Los Premios Grammy 2026, realizados el 1 de febrero en el Crypto.com Arena de Los Ángeles, dejaron una huella que trascendió lo estrictamente musical.
La ceremonia combinó el reconocimiento a los artistas más influyentes del año con una fuerte carga social y política, impulsada por discursos que transformaron el escenario en un espacio de reflexión y controversia.
La noche estuvo marcada por premios a trayectorias consolidadas y, al mismo tiempo, por el impulso de nuevas voces. La diversidad de estilos, géneros y orígenes fue uno de los sellos de esta edición.
ÁLBUM DEL AÑO
El máximo galardón fue para Bad Bunny por «Debí tirar más fotos», un triunfo histórico que confirmó el alcance global de la música en español.

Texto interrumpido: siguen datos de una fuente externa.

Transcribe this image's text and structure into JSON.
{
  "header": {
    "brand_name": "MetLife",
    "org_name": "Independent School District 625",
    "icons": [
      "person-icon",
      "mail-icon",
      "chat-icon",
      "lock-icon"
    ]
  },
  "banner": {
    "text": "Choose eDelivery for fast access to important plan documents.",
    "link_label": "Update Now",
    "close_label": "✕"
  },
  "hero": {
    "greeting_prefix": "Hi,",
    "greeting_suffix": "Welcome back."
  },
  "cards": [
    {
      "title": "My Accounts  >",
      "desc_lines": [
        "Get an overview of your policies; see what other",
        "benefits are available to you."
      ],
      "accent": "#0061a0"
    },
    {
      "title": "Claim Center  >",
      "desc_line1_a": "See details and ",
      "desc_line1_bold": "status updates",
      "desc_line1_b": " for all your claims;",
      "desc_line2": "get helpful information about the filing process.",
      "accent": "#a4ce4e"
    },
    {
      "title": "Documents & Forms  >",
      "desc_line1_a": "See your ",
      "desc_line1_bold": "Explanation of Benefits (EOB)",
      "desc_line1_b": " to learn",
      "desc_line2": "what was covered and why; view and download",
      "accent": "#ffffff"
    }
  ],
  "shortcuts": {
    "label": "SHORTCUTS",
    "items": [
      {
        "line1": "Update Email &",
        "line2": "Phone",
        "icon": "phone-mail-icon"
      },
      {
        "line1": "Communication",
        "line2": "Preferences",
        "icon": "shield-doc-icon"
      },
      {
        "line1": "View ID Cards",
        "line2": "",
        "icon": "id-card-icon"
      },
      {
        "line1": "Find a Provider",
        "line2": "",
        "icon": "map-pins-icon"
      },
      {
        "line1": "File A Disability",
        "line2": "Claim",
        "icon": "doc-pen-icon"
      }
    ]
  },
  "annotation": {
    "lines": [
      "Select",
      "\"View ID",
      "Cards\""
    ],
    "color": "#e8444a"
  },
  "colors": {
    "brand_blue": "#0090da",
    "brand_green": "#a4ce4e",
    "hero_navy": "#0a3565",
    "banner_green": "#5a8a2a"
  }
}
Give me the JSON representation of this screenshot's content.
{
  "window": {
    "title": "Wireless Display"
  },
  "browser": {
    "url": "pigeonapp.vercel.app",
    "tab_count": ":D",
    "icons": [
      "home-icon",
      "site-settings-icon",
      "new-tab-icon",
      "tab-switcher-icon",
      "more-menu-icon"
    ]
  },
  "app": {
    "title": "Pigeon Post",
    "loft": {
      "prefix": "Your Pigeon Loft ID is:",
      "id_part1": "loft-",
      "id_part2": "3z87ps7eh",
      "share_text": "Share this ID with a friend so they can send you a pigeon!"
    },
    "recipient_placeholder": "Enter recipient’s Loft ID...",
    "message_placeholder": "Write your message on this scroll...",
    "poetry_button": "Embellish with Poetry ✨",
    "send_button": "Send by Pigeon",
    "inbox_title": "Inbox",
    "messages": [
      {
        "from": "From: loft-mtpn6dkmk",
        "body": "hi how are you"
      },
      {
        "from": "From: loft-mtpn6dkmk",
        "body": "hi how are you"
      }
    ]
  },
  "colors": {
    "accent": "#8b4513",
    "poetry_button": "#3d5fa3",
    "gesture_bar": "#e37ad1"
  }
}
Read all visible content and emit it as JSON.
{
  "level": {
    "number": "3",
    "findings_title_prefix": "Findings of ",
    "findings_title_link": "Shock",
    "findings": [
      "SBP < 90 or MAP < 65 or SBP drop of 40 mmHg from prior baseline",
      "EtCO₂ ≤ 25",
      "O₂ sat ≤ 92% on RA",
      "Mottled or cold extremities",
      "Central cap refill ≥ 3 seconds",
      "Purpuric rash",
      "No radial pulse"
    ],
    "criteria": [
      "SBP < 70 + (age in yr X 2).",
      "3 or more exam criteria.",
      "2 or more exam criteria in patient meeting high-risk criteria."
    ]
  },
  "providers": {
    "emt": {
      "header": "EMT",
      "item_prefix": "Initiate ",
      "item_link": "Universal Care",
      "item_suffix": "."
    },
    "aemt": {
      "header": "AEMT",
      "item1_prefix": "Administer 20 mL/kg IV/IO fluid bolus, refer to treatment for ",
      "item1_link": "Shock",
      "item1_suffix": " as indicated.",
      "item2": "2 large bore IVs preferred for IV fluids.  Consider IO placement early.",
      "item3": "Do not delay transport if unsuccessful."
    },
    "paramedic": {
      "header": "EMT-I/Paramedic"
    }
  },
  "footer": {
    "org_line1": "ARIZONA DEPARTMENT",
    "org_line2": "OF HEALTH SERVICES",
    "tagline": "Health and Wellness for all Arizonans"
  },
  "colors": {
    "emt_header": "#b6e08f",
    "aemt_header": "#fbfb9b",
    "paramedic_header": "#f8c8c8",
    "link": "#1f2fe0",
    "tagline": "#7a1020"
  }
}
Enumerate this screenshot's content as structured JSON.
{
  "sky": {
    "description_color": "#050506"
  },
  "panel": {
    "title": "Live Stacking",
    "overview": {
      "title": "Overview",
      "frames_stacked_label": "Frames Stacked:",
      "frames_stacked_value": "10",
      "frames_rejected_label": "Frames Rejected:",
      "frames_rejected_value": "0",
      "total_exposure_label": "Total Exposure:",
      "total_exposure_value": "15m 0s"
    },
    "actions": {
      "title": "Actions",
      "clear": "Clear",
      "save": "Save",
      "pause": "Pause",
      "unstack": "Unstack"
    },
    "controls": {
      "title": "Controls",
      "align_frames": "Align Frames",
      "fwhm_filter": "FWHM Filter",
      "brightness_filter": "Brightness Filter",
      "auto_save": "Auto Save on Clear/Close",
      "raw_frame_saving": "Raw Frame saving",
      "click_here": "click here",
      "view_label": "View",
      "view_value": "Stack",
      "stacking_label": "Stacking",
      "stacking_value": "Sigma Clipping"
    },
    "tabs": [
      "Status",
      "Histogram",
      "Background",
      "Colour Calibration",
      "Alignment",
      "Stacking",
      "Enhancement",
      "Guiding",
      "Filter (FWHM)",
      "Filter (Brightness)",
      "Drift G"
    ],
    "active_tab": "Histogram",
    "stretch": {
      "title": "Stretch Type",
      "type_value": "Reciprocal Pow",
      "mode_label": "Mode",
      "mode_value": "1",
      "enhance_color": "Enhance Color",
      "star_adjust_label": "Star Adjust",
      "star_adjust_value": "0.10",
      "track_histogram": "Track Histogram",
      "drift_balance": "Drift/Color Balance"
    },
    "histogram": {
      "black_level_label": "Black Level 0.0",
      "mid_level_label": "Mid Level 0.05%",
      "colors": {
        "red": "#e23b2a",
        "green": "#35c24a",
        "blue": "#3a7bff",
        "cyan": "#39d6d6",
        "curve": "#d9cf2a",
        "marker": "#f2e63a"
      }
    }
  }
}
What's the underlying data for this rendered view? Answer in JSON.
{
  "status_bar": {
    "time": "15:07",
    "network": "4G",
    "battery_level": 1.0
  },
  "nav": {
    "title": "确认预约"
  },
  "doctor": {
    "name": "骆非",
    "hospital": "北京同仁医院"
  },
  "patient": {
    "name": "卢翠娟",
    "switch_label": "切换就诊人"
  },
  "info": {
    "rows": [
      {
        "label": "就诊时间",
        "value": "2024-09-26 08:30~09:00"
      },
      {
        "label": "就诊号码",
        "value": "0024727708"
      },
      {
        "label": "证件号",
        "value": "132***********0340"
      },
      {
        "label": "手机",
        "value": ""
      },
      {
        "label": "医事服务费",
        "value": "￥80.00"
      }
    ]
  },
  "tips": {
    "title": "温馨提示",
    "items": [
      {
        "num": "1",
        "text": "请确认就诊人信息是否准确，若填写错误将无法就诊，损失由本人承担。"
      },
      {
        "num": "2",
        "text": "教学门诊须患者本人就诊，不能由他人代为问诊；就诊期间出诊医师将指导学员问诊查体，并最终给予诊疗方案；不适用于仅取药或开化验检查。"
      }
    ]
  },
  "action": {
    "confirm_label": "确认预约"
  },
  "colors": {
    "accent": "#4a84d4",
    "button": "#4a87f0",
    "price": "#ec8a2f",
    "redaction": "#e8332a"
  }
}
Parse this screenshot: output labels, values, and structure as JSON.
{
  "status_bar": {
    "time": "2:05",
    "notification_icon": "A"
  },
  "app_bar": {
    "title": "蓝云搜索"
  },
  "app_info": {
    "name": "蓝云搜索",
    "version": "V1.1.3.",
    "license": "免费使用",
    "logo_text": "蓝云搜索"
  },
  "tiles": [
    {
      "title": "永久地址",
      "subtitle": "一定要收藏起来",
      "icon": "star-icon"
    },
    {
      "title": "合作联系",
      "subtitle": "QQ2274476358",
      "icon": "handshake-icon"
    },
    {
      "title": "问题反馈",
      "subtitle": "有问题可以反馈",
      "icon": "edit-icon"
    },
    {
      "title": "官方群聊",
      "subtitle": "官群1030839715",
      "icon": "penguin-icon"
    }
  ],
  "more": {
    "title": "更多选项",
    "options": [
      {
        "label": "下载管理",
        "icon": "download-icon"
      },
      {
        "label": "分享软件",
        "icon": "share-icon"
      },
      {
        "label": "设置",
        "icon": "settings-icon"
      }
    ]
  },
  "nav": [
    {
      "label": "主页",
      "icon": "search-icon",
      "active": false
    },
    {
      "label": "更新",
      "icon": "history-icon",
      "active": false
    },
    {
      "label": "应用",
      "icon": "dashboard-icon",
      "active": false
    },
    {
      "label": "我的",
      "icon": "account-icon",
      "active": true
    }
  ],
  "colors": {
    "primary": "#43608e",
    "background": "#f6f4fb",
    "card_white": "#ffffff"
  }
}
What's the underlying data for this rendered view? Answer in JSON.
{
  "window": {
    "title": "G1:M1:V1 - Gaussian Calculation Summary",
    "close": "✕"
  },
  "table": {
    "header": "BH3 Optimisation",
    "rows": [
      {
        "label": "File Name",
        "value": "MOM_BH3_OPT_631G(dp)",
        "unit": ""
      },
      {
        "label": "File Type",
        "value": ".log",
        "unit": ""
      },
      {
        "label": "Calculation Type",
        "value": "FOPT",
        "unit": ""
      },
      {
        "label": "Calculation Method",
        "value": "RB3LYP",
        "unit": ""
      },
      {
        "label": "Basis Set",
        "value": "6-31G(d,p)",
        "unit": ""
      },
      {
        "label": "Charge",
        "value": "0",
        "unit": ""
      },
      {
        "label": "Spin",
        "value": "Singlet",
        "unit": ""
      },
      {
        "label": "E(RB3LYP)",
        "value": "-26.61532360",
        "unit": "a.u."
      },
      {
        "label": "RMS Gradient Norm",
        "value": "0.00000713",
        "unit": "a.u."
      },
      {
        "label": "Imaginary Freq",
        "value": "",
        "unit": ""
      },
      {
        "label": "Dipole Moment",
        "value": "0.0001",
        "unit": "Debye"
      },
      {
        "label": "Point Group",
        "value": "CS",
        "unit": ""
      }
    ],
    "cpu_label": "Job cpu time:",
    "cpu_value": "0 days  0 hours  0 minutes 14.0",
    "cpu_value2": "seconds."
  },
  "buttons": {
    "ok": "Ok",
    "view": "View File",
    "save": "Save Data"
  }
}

El reconocimiento reflejó no solo el impacto artístico del álbum, sino también la consolidación de propuestas que escapan al dominio tradicional del idioma inglés dentro de la industria.
GRABACIÓN DEL AÑO
Kendrick Lamar y SZA se llevaron el premio por Luther, una colaboración que destacó por su potencia lírica y sonora. El tema reforzó el lugar de ambos artistas como figuras centrales del hip-hop y el R&B actual.
CANCIÓN DEL AÑO
Wildflower, interpretada por Billie Eilish junto a Finneas O’Connell, fue elegida como la mejor canción del año.
La composición fue valorada por su sensibilidad y propuesta estética, y su reconocimiento estuvo acompañado de un discurso que abordó el contexto social del momento.
MEJOR ARTISTA NUEVO
La británica Olivia Dean fue distinguida como Mejor Artista Nuevo, posicionándose como una de las revelaciones del año. En su discurso, destacó el valor de sus raíces y el impacto de la migración en su historia personal y artística.
Además de estos premios, la ceremonia incluyó reconocimientos para Kehlani en categorías de R&B y para artistas como Lady Gaga y Jelly Roll, confirmando la amplitud de estilos presentes en la gala.
LA CONTROVERSIA QUE MARCÓ LA CEREMONIA
Más allá de los galardones, los Grammy 2026 estuvieron atravesados por una fuerte discusión política.
Diversos artistas utilizaron el escenario para referirse a la situación migratoria en Estados Unidos y cuestionar el actuar de la agencia federal de inmigración.
BAD BUNNY Y EL MENSAJE “ICE OUT”
Uno de los momentos más comentados de la noche ocurrió cuando Bad Bunny, al recibir uno de sus premios, se apartó del protocolo habitual para lanzar un mensaje crítico contra las políticas migratorias. Sus palabras, centradas en la defensa de la dignidad humana, generaron una ovación inmediata y una amplia repercusión pública.
El artista planteó la necesidad de enfrentar el odio desde la empatía, en un contexto marcado por denuncias y protestas contra los métodos de la agencia migratoria.
OTRAS VOCES EN EL ESCENARIO
La postura de Bad Bunny no fue aislada. Billie Eilish también dedicó parte de su discurso a la situación de las personas migrantes, mientras que Olivia Dean destacó el rol de la migración en la construcción de identidades culturales. Kehlani, en tanto, optó por un mensaje más directo y explícito.
Durante la alfombra roja y la ceremonia, varios asistentes reforzaron estas posturas mediante símbolos visibles, ampliando el alcance del mensaje más allá de los discursos formales.
MÁS ALLÁ DE LA MÚSICA
La edición 2026 de los Grammy evidenció un cambio en el rol que muchos artistas están dispuestos a asumir en eventos masivos. Lo que tradicionalmente fue una instancia de celebración artística se transformó en una plataforma para visibilizar conflictos sociales de alto impacto.
Aunque las intervenciones generaron opiniones divididas, la ceremonia quedó instalada como un punto de inflexión en la relación entre cultura pop y debate político, consolidando a los Grammy 2026 como una de las ediciones más comentadas de los últimos años.